The CpG island (CGI) is detected by R package makeCGI (34), which fits two HMMs on GC content and the ratio of observed vs. expected CpG (obsExp) iteratively. CGI is defined using 0.99 as posterior probability threshold by default. All promoter regions were classified to CGI promoters or non-CGI promoters based on whether overlap with the defined CGIs.

RESULTS

Design of CGT-seq

To select appropriate epigenetic marks for capture, we started by characterizing the genomic distribution of different epigenetic marks. ChIP-seq was performed for the major epigenetic marks surrounding genes in monocot model plant rice. Different modifications preferentially locate in different genic regions and mark different sets of genes (Figure 1A). H3K4me3 tends to be present surrounding transcription start site (TSS), while other modifications occur mostly in the gene body. Similar profiles were observed in other monocot (wheat and maize) and dicot (Arabidopsis and tree cotton) plants (Supplemental Figure S1), indicating the binding profiles are relatively conserved in higher plants. H3K27me3 preferentially marks repressed genes, while other modifications are associated with active expression (Figure 1B and Supplemental Figures S2 and S3). Of 30 808 high confidence rice genes, 89% are enriched for at least one of these modifications (Supplemental Figure S2B).

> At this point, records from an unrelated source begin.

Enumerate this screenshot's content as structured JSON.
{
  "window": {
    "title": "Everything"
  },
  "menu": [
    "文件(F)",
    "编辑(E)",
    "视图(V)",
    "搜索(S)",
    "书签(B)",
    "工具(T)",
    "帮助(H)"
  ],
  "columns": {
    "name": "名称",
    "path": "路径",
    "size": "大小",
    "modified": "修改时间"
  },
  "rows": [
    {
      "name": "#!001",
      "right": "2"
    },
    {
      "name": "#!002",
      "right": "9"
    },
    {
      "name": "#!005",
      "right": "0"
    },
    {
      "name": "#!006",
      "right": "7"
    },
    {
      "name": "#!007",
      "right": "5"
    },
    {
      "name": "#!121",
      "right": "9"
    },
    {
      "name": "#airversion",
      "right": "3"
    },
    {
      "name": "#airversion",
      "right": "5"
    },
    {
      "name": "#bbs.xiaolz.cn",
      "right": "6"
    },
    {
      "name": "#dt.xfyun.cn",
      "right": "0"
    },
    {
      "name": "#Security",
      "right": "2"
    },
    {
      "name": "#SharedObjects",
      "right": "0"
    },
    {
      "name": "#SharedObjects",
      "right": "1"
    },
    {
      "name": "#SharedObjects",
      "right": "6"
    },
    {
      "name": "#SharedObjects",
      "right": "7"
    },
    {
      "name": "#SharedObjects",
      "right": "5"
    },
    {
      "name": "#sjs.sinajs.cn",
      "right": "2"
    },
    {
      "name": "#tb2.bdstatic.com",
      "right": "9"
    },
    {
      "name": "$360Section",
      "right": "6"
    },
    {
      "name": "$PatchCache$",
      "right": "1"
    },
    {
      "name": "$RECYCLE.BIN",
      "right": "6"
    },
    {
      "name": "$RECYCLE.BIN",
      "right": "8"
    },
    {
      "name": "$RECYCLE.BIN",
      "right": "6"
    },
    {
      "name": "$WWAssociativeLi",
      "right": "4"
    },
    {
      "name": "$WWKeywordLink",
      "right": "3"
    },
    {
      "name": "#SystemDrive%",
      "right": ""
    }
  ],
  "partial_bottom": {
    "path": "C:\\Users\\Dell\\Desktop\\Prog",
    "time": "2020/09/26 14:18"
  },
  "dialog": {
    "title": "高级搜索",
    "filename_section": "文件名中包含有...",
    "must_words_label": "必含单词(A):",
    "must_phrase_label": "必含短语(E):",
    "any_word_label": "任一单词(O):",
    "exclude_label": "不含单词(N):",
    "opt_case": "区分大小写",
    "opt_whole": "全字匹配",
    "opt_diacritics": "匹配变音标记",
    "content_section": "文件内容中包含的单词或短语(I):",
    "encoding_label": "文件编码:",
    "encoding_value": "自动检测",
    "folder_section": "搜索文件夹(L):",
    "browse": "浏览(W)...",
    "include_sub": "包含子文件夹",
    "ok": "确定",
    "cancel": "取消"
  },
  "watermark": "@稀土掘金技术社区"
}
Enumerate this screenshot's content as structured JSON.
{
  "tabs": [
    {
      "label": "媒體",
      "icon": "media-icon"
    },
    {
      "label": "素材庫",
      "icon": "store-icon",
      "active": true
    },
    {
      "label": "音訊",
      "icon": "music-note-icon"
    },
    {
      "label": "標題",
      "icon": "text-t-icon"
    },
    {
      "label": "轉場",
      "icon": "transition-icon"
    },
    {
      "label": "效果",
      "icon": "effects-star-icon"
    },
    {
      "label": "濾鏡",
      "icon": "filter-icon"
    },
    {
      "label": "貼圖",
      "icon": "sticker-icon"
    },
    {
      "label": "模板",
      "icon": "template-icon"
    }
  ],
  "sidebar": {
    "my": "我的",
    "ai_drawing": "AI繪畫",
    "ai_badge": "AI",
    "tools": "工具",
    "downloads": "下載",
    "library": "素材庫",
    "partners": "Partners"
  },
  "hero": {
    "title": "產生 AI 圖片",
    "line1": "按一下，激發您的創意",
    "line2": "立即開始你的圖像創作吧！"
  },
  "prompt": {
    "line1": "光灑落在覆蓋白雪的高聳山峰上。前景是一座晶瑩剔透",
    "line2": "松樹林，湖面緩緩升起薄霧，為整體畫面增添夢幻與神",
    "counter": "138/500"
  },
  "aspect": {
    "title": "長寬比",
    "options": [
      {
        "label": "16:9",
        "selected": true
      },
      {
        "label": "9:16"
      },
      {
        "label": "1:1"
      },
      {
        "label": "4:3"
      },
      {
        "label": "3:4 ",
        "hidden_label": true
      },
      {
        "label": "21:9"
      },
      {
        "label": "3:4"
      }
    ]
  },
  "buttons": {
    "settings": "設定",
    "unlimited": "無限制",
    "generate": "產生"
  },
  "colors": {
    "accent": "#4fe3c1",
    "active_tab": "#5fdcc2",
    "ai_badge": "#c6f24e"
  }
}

Combinations of these marks provide useful resources for capturing both intragenic and regulatory sequences of genes with a broad range of expression levels. Accordingly, we designed an experimental and computational pipeline for re-construction of the core genome (pipeline shown in Figure 1C). Briefly, ChIP-seq of different marks was performed, sequencing reads of each modification were assembled and further merged. Next, reads from all modifications were mapped to the assembled contigs derived from the previous step, and paired sequencing reads were used to join contigs into scaffolds. All reads were re-mapped to the scaffolds, gaps were filled and scaffolds were extended (see Materials and Methods). All scripts are available on CGT-seq website: http://bioinfo.sibs.ac.cn/zhanglab/cgt-seq/index.htm.

Figure 1.

Design of CGT-seq. (A) ChIP-seq read distribution of epigenetic marks surrounding genes in rice (japonica cultivar JZ-1560). Shown along the y axis is the read density normalized by the sequencing depth (RPM, read per million mapped read). Regions ranging from 1 kb up- to 1 kb down-stream of gene body were shown. TSS, transcription start site. TES, transcription end site. (B) RNA-seq and ChIP-seq read density of H3K4me3 and H3K27me3 marks surrounding 33 808 genes expressed in at least one tissue. Regions ranging from 6 kb up to 6 kb downstream of TSS was used. (C) Workflow for enrichment and de novo assembly of the core genome. ChIP-seq was performed for selected epigenetic marks, followed by DSN normalized library and massively parallel sequencing. The sequencing reads were assembled to contigs based on De Bruijn graph. Contigs from different modifications were merged together and scaffolds were constructed with paired-end information. Further gap filling and extension were guided by reads mapped to the scaffolds. *DSN normalized library was introduced as an improvement of uniformity in discussion.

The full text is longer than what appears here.